The second piece (“Asphyxia (Breakout)”—five minutes of what can only be described as a flagellatory purge—features Waterflower and shifts the axis slightly. Here, noise is refracted through a lens of gentrification gone wrong, brushing against the brutalist edge of early industrial in the lineage of Test Dept or Throbbing Gristle. Vocals are stretched, wrenched, and dragged through the composition rather than placed upon it. It feels designed to ache. And it does. UKAEA and Slave2Society extend and reinterpret the core themes without softening them. Their contributions maintain the same visceral density—this is not dilution but reinforcement—casting the material in different industrial lights while preserving its underlying severity. There’s a sense throughout of something being worked, pressed, and reforged rather than remixed.

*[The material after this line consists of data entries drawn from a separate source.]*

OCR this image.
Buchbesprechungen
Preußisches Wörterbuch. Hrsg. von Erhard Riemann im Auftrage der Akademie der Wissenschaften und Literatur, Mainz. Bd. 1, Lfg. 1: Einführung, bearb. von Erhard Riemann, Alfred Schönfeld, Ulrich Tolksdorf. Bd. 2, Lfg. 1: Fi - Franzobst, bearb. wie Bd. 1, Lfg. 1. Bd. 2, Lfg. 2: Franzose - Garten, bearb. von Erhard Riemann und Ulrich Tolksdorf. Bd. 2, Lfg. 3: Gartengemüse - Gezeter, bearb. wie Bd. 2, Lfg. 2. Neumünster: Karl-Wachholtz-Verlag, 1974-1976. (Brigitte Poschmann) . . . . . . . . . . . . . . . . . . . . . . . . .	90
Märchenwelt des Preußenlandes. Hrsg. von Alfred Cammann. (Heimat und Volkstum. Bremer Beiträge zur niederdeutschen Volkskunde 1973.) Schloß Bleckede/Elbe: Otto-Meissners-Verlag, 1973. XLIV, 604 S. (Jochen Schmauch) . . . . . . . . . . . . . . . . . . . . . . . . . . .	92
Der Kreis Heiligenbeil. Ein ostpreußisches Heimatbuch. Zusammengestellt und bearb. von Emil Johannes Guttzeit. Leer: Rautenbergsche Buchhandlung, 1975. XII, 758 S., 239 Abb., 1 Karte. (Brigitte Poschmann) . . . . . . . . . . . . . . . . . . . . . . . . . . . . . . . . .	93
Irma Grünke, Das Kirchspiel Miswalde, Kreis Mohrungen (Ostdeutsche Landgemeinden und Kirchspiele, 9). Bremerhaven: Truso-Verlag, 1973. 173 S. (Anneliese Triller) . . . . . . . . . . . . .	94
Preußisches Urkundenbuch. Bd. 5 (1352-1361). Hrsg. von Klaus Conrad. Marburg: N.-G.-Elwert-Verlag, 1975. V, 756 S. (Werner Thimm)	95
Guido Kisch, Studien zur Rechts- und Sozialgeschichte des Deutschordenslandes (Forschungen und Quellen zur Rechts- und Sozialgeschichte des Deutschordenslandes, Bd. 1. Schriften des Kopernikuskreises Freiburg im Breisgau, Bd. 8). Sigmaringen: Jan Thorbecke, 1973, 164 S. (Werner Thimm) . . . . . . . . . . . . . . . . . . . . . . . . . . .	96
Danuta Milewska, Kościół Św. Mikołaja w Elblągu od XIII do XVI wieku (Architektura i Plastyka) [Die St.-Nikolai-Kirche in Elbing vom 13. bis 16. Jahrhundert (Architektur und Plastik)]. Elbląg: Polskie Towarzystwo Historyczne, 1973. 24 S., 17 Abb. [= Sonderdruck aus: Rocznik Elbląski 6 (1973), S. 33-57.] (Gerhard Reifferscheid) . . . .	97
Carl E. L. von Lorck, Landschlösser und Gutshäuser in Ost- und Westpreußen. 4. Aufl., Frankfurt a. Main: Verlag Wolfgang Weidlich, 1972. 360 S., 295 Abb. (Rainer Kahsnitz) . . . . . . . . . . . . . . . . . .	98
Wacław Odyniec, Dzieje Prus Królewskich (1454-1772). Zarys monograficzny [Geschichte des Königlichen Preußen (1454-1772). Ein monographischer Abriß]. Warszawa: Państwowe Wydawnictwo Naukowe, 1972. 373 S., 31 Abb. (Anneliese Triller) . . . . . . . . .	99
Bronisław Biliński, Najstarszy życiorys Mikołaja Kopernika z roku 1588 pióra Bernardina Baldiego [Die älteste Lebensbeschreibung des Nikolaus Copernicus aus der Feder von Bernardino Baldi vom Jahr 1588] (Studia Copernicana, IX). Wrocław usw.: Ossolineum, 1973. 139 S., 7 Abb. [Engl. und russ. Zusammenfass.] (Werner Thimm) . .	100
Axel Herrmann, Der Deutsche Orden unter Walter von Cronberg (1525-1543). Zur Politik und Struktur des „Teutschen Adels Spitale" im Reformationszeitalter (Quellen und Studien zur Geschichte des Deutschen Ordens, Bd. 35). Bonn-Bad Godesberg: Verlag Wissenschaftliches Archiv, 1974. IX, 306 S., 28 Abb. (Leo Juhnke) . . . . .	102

The suggestion that any of this is “dancefloorish” feels almost perverse—but not inaccurate. If there is a dance here, it’s one enacted rather than enjoyed. A kind of ritualised movement, closer to endurance than expression. The idea of witnessing it in a club setting feels less like nightlife and more like spectacle.

Sweetly severe in Sonic’s of silvers and whites. Beautifully brutal in bold blue black and blood. And for all of that absolutely and entirely necessary as an expression of art reflecting the breath and dynamics of the contemporary reality for the human waltz.